By: Lanetra Bennett | WCTV Eyewitness News
April 22, 2019
TALLAHASSEE, Fla. (WCTV) -- Michael McBride, whose son killed his girlfriend in 2010, spent Monday speaking out in an effort to help others prevent teen dating violence.
McBride was a guest speaker during Whole Child Leon's meeting on Monday, saying his son showed aggressive behavior towards his mother growing up, but thought he'd grow out of it. McBride says he and his wife tragically discovered they were wrong.
McBride says Conor walked into their home, grabbed his shotgun, then shot his girlfriend. Ann Grosmaire was shot on Palm Sunday in 2010 and died days later on Good Friday.
McBride says that's when they learned Conor was previously abusive toward her in their relationship.
"We feel like the open communication would've made a big difference. That's the one thing I would advise parents, talk to your children. Actively listen to where they are," McBride said Monday.
Taylor Novak, with the Refuge house, says it's not just parents who can notice signs and stop it, saying abusers use tactics such as isolation, humiliation, manipulation and intimidation.
"They might see their partner talking to even a friend or family member and get really jealous and say, 'Don't talk to them. Who are you talking to beyond me? What are you talking to them about?' It's a hyper possessiveness.
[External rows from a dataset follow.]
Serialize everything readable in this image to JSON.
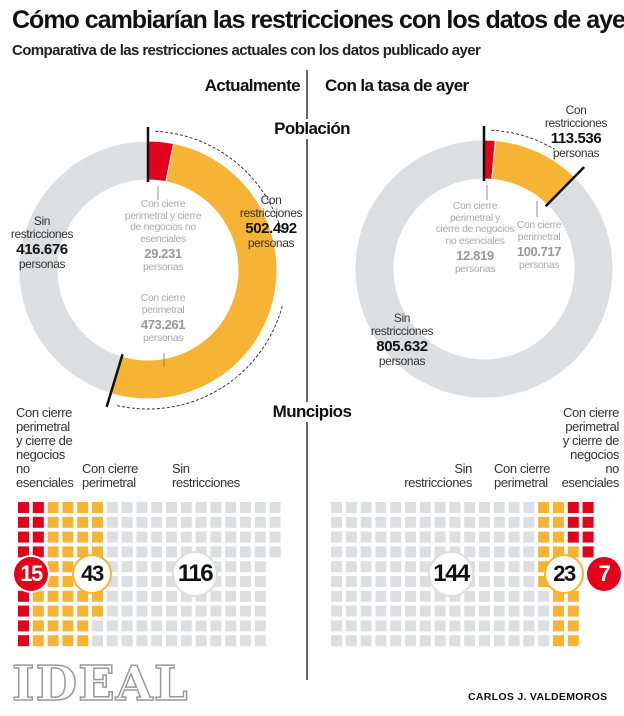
{
  "title": "Cómo cambiarían las restricciones con los datos de ayer",
  "subtitle": "Comparativa de las restricciones actuales con los datos publicado ayer",
  "columns": {
    "left": "Actualmente",
    "right": "Con la tasa de ayer"
  },
  "sections": {
    "population": "Población",
    "municipalities": "Muncipios"
  },
  "colors": {
    "red": "#e2001a",
    "orange": "#f7b334",
    "grey": "#dcdfe2"
  },
  "chart_data": [
    {
      "type": "pie",
      "title": "Población - Actualmente",
      "unit": "personas",
      "slices": [
        {
          "label": "Con cierre perimetral y cierre de negocios no esenciales",
          "value": 29231,
          "display": "29.231",
          "color": "#e2001a"
        },
        {
          "label": "Con cierre perimetral",
          "value": 473261,
          "display": "473.261",
          "color": "#f7b334"
        },
        {
          "label": "Sin restricciones",
          "value": 416676,
          "display": "416.676",
          "color": "#dcdfe2"
        }
      ],
      "group": {
        "label": "Con restricciones",
        "value": 502492,
        "display": "502.492"
      }
    },
    {
      "type": "pie",
      "title": "Población - Con la tasa de ayer",
      "unit": "personas",
      "slices": [
        {
          "label": "Con cierre perimetral y cierre de negocios no esenciales",
          "value": 12819,
          "display": "12.819",
          "color": "#e2001a"
        },
        {
          "label": "Con cierre perimetral",
          "value": 100717,
          "display": "100.717",
          "color": "#f7b334"
        },
        {
          "label": "Sin restricciones",
          "value": 805632,
          "display": "805.632",
          "color": "#dcdfe2"
        }
      ],
      "group": {
        "label": "Con restricciones",
        "value": 113536,
        "display": "113.536"
      }
    },
    {
      "type": "waffle",
      "title": "Municipios - Actualmente",
      "categories": [
        {
          "label": "Con cierre perimetral y cierre de negocios no esenciales",
          "value": 15
        },
        {
          "label": "Con cierre perimetral",
          "value": 43
        },
        {
          "label": "Sin restricciones",
          "value": 116
        }
      ]
    },
    {
      "type": "waffle",
      "title": "Municipios - Con la tasa de ayer",
      "categories": [
        {
          "label": "Sin restricciones",
          "value": 144
        },
        {
          "label": "Con cierre perimetral",
          "value": 23
        },
        {
          "label": "Con cierre perimetral y cierre de negocios no esenciales",
          "value": 7
        }
      ]
    }
  ],
  "labels": {
    "persons": "personas",
    "con": "Con",
    "restricciones": "restricciones",
    "sin": "Sin",
    "both_l1": "Con cierre",
    "both_l2": "perimetral y cierre",
    "both_l3": "de negocios no",
    "both_l4": "esenciales",
    "rboth_l1": "Con cierre",
    "rboth_l2": "perimetral y",
    "rboth_l3": "cierre de negocios",
    "rboth_l4": "no esenciales",
    "perim_l1": "Con cierre",
    "perim_l2": "perimetral",
    "wboth_l1": "Con cierre",
    "wboth_l2": "perimetral",
    "wboth_l3": "y cierre de",
    "wboth_l4": "negocios",
    "wboth_l5": "no",
    "wboth_l6": "esenciales"
  },
  "footer": {
    "logo": "IDEAL",
    "author": "CARLOS J. VALDEMOROS"
  }
}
That's not normal, that's not healthy," Novak said.
Novak continues by saying in 85 percent of violent situations, someone knew something at some point along the way, and that people should speak up and become allies for teenagers.
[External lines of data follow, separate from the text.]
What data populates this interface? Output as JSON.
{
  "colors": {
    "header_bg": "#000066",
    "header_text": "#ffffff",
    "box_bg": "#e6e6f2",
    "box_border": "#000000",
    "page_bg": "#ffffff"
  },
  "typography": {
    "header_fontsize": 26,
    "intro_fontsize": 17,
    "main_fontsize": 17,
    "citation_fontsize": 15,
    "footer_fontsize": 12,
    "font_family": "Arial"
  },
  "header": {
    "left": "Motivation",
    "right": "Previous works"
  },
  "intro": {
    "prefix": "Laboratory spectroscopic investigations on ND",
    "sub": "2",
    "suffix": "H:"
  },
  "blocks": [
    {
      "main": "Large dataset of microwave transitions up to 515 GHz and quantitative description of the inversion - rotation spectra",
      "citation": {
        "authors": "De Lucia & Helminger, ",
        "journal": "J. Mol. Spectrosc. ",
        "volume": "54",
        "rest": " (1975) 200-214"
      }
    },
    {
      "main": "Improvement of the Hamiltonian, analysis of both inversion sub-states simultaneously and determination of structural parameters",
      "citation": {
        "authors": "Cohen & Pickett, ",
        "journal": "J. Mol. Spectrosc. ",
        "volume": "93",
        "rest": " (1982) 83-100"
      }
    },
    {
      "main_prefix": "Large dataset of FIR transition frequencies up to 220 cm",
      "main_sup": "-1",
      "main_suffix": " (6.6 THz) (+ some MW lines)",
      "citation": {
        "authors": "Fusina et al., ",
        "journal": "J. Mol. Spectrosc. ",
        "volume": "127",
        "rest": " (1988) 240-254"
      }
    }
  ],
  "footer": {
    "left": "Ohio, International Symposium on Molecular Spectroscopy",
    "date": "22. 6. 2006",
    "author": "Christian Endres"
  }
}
"If we can work with those bystanders, if we can empower them to get involved, that is when we begin to see change," she said. "Maybe we can reduce 85 percent of the violence."
Michelle Gomez says she personally knows how a victim of teen violence turns into an adult victim of domestic violence.
"You can guarantee that a third of the people have either experienced relationship violence or are experiencing it," she said. "We don't have the luxury of staying silent."
Statistics say one in three teens experience dating violence.
Novak says she believes it could even be one in two in Leon County, saying that's why it's important to raise awareness and start education on violence before kids reach dating age.